Saturday, September 7, 2013

AP: Congress Voting 6 to 1 Against Strike

Suggesting an uphill fight for President Barack Obama, House members staking out positions are either opposed to or leaning against his plan for a U.S. military strike against Syria by more than a 6-1 margin, a survey by The Associated Press shows. The Senate is more evenly divided ahead of its vote next week.

Still, the situation is very fluid. Nearly half of the 433-member House and a third of the 100-member Senate remain undecided.

By their statements or those of aides, only 30 members of the Republican-led House support intervention or are leaning in favor of authorizing the president to use force against Syrian President Bashar Assad’s government in response to a chemical weapons attack last month.

Some 192 House members outright oppose U.S. involvement or are leaning against authorization, according to the AP survey.

The situation in the Democrat-controlled Senate is better for Obama but hardly conclusive ahead of a potential vote next week. The AP survey showed those who support or are leaning in favor of military action holding a slight 34-32 advantage over those opposed or leaning against it.

Complicating the effort in the Senate is the possibility that a three-fifths majority may be required. Republican Sen. Rand Paul of Kentucky says he is going to filibuster.

Still, Sen. Harry Reid, the Democratic leader, predicted, "I think we’re going to get 60 votes,"

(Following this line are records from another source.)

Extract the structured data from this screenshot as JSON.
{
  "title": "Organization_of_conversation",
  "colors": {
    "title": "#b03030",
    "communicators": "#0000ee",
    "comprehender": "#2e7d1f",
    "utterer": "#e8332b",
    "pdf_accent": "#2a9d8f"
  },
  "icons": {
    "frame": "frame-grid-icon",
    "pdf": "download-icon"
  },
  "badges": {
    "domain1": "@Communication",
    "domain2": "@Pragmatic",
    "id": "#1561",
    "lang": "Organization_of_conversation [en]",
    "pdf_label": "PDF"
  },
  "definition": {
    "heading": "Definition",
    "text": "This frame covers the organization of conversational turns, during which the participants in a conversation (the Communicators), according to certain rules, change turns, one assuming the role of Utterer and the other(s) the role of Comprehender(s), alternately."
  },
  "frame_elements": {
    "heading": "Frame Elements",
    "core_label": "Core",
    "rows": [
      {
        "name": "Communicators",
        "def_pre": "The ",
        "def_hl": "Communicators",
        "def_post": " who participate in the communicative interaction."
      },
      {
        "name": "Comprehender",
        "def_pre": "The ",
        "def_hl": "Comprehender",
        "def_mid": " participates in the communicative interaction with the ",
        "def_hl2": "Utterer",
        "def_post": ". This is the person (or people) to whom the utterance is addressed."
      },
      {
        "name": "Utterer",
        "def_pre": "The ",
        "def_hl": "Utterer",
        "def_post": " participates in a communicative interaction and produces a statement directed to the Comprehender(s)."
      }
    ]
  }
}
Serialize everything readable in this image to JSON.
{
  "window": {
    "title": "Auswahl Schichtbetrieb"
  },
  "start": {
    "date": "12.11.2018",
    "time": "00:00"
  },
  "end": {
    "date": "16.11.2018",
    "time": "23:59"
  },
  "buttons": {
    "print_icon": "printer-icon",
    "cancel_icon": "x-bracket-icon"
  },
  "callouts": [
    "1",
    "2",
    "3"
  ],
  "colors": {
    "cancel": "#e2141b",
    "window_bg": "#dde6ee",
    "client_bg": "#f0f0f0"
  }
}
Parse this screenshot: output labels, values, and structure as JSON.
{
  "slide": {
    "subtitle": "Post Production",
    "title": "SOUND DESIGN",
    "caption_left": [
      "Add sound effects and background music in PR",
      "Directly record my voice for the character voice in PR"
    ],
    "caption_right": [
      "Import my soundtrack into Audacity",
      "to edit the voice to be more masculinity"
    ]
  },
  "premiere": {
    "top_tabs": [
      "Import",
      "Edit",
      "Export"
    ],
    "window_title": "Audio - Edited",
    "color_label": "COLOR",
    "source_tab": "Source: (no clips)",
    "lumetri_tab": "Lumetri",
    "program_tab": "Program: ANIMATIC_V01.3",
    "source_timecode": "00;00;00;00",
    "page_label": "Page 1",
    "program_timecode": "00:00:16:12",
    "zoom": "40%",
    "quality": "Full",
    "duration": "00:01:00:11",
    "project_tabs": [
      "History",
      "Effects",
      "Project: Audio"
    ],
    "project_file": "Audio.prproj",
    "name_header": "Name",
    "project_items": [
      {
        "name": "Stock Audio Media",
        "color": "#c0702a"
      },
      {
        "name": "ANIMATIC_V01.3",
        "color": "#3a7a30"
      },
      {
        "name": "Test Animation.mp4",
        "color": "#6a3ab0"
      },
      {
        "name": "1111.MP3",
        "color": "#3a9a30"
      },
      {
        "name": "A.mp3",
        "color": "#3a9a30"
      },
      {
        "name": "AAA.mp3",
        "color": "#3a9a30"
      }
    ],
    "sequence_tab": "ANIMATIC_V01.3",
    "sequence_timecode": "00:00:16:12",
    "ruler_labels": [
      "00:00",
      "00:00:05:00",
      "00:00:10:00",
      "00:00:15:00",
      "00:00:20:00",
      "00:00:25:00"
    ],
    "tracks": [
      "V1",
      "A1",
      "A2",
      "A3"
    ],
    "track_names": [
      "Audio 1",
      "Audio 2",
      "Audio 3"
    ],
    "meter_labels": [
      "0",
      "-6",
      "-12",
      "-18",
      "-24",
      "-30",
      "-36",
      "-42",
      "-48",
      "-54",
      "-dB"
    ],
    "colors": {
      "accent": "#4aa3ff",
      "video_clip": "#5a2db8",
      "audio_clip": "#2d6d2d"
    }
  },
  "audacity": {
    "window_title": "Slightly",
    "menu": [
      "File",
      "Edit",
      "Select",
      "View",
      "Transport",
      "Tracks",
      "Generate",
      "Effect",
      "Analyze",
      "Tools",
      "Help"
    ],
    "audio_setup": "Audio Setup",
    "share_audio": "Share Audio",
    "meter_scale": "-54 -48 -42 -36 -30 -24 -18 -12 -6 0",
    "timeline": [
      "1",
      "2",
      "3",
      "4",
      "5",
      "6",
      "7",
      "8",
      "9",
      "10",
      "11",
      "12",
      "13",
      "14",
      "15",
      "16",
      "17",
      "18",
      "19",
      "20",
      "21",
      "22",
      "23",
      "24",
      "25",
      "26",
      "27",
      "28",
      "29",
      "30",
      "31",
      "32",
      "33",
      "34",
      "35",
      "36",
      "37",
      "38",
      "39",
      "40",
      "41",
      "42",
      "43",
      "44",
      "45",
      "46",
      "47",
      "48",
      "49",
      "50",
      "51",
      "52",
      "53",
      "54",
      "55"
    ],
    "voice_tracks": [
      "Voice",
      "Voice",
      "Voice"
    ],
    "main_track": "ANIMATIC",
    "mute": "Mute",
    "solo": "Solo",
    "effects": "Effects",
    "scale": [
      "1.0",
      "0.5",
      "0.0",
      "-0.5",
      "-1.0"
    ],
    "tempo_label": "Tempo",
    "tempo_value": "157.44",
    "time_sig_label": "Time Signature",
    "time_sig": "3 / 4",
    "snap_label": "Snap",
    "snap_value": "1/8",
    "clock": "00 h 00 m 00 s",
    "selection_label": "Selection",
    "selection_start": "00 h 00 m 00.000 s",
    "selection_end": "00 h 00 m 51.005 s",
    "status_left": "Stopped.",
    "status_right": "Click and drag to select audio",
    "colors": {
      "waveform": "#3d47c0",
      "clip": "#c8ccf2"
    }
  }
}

Speaking to reporters Friday after a summit of world leaders in St. Petersburg, Russia, Obama acknowledged the difficulties he faces in seeking support for action. He said he would address the nation on Tuesday.

"It’s conceivable at the end of the day I don’t persuade a majority of the American people that it’s the right thing to do," Obama said. But the president, who again would not say what he would do if Congress rebuffed him, expressed confidence that the people and their lawmakers would listen to his case.

"Failing to respond," he said, "would send a signal to rogue nations, authoritarian regimes and terrorist organizations that they can develop and use weapons of mass destruction and not pay a consequence."

Whatever Obama might decide, a rejection from Congress would have wide-ranging ramifications in the United States and abroad.